As you might expect, my feelings are mixed. Do I have to buy new hardware to experience games that don't feel any different (to me) than a flatscreen version? (Except that my head is sweaty and I can't drink.) That's not a gaming revolution; that's just forcing me to dehydrate and subsidize the hardware companies. It's forcing me to subsidize Facebook, if the Quest is the model that wins out. That's real close to handing the keys to your gaming revolution to the face of actual real-world evil.
On the flip side, I've always loved game design that's tightly wrapped around its UI affordances. That's what was great about The Room series: it perfectly imagined the first-person adventure game built for touchscreen. The interactions are exactly those you want to perform on an object before you that you can touch; its puzzles are those you want to solve with those interactions; its environment is that which suits its puzzles.
The hand controllers of modern VR are a new affordance. I'm sure you can build a game around them. I'm interested in these new games. But, again, the headset is expensive and unpleasant for no benefit. (For me, playing at home.)
Maybe we should be thinking about separating the controller and headset. Could someone make a twin-handset controller that plays VR games on a regular Windows box? I suppose Facebook/Sony/Valve have enough platform lock-in to prevent that. Oh well.
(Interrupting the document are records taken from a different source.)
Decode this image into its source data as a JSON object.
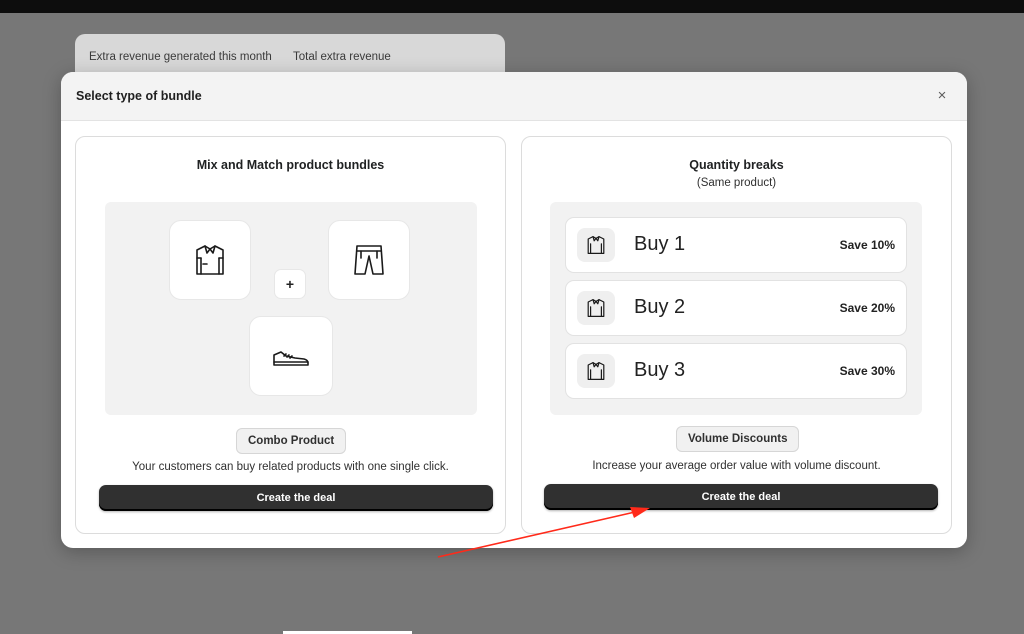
{
  "background": {
    "stats": [
      "Extra revenue generated this month",
      "Total extra revenue"
    ]
  },
  "modal": {
    "title": "Select type of bundle",
    "close_glyph": "×"
  },
  "bundles": [
    {
      "title": "Mix and Match product bundles",
      "items": [
        "shirt-icon",
        "pants-icon",
        "shoe-icon"
      ],
      "plus_glyph": "+",
      "badge": "Combo Product",
      "description": "Your customers can buy related products with one single click.",
      "cta": "Create the deal"
    },
    {
      "title": "Quantity breaks",
      "subtitle": "(Same product)",
      "tiers": [
        {
          "label": "Buy 1",
          "save": "Save 10%"
        },
        {
          "label": "Buy 2",
          "save": "Save 20%"
        },
        {
          "label": "Buy 3",
          "save": "Save 30%"
        }
      ],
      "badge": "Volume Discounts",
      "description": "Increase your average order value with volume discount.",
      "cta": "Create the deal"
    }
  ],
  "colors": {
    "overlay": "#777777",
    "button": "#303030",
    "annotation_arrow": "#ff2a1a"
  }
}
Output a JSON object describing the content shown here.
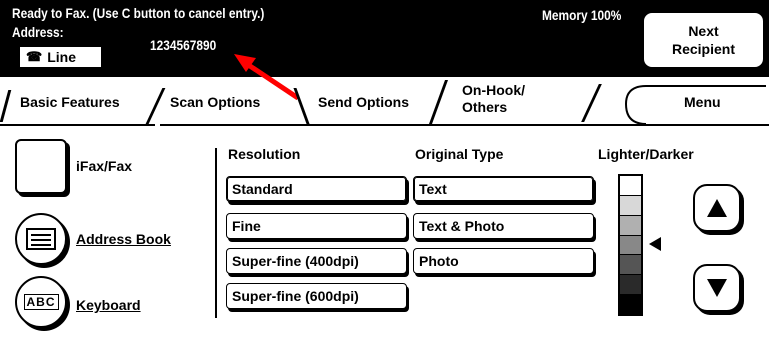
{
  "status": {
    "message": "Ready to Fax.  (Use C button to cancel entry.)",
    "memory": "Memory 100%",
    "address_label": "Address:",
    "address_value": "1234567890",
    "line_label": "Line",
    "next_recipient": "Next\nRecipient"
  },
  "tabs": [
    {
      "label": "Basic Features"
    },
    {
      "label": "Scan Options"
    },
    {
      "label": "Send Options"
    },
    {
      "label": "On-Hook/\nOthers"
    },
    {
      "label": "Menu"
    }
  ],
  "left": {
    "ifax": "iFax/Fax",
    "address_book": "Address Book",
    "keyboard": "Keyboard",
    "keyboard_icon_text": "ABC"
  },
  "resolution": {
    "title": "Resolution",
    "options": [
      "Standard",
      "Fine",
      "Super-fine (400dpi)",
      "Super-fine (600dpi)"
    ],
    "selected": "Standard"
  },
  "original_type": {
    "title": "Original Type",
    "options": [
      "Text",
      "Text & Photo",
      "Photo"
    ],
    "selected": "Text"
  },
  "density": {
    "title": "Lighter/Darker",
    "levels": 7,
    "selected_level": 4
  },
  "colors": {
    "background": "#ffffff",
    "bar": "#000000",
    "pointer": "#ff0000"
  }
}
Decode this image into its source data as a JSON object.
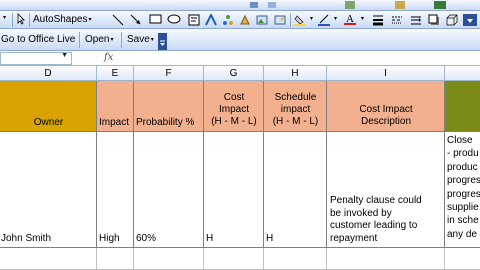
{
  "toolbar": {
    "autoshapes_label": "AutoShapes",
    "go_office_live_label": "Go to Office Live",
    "open_label": "Open",
    "save_label": "Save"
  },
  "formula_bar": {
    "name_box_value": "",
    "fx_label": "fx"
  },
  "columns": [
    {
      "letter": "D"
    },
    {
      "letter": "E"
    },
    {
      "letter": "F"
    },
    {
      "letter": "G"
    },
    {
      "letter": "H"
    },
    {
      "letter": "I"
    }
  ],
  "headers": {
    "owner": "Owner",
    "impact": "Impact",
    "probability": "Probability %",
    "cost_impact": "Cost\nImpact\n(H - M - L)",
    "schedule_impact": "Schedule\nimpact\n(H - M - L)",
    "cost_desc": "Cost Impact\nDescription"
  },
  "row": {
    "owner": "John Smith",
    "impact": "High",
    "probability": "60%",
    "cost_impact": "H",
    "schedule_impact": "H",
    "cost_desc": "Penalty clause could\nbe invoked by\ncustomer leading to\nrepayment",
    "next_col": "Close\n- produ\nproduc\nprogres\nprogres\nsupplie\nin sche\nany de"
  },
  "colors": {
    "owner_header": "#d8a300",
    "peach_header": "#f2b08e",
    "olive_header": "#7c8a17",
    "toolbar": "#c9daf5"
  }
}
Anyhow, this has drifted pretty far from the original announcement. Look, new game coming from Numinous/Cyan! Late 2020! Or maybe 2021, because schedules drift! I might play it! Or maybe I'll wait and see if they change their mind about the VR-only.
btw, Area Man Lives did not ring a bell to me as a VR game. It sounds much like the same deal with Keep Talking and Nobody Explodes: it sounds about voice interactions, not visual and touch ones.ReplyDelete
Obduction is great in VR, sorry you missed it. Looking forward for Firmament and, indeed, The Room.
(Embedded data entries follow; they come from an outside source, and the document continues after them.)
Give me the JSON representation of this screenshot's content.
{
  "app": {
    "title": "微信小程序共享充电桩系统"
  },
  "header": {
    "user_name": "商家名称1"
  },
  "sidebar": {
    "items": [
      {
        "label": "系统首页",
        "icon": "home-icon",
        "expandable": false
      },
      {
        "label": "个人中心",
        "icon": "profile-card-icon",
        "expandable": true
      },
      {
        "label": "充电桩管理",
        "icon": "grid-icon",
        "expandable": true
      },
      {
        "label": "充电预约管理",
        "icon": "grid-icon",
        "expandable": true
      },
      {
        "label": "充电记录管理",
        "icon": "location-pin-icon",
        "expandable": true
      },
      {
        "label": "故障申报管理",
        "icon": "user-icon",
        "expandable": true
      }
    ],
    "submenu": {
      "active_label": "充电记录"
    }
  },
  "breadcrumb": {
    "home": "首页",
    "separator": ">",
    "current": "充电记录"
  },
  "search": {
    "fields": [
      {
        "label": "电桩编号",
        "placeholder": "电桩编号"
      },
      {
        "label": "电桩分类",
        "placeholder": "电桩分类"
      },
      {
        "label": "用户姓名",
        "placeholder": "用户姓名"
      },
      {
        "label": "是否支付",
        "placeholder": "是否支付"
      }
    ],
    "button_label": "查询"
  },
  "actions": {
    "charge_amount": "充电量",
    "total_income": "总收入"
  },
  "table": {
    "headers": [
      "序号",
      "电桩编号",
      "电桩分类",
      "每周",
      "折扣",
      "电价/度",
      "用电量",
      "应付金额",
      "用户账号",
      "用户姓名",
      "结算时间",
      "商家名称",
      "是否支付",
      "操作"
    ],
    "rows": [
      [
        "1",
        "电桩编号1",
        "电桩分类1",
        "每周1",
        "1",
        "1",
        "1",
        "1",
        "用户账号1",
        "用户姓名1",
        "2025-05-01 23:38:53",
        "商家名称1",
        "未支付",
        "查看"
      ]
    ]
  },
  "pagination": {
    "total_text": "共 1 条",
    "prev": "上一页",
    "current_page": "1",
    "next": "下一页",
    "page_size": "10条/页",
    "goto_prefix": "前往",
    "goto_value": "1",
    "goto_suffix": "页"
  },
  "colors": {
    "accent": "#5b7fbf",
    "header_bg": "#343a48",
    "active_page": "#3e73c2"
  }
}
VR is as much of a niche as TV was back in the 30s and 40s - people seem to believe it only began to exist in the 60s at best. I suppose AR will be more hyped soon and be more immediately useful as a replacement for phones, but for gaming I need full immersion in another world. We do need more myst or zork-like titles too...
the Quest has certainly not surpassed good ol' PSVR yet. and only on psvr you can check The Last Guardian VR demo, a short recreation in VR of one of its most iconic moments... I'm sure PS5 will make psvr a lot more capable.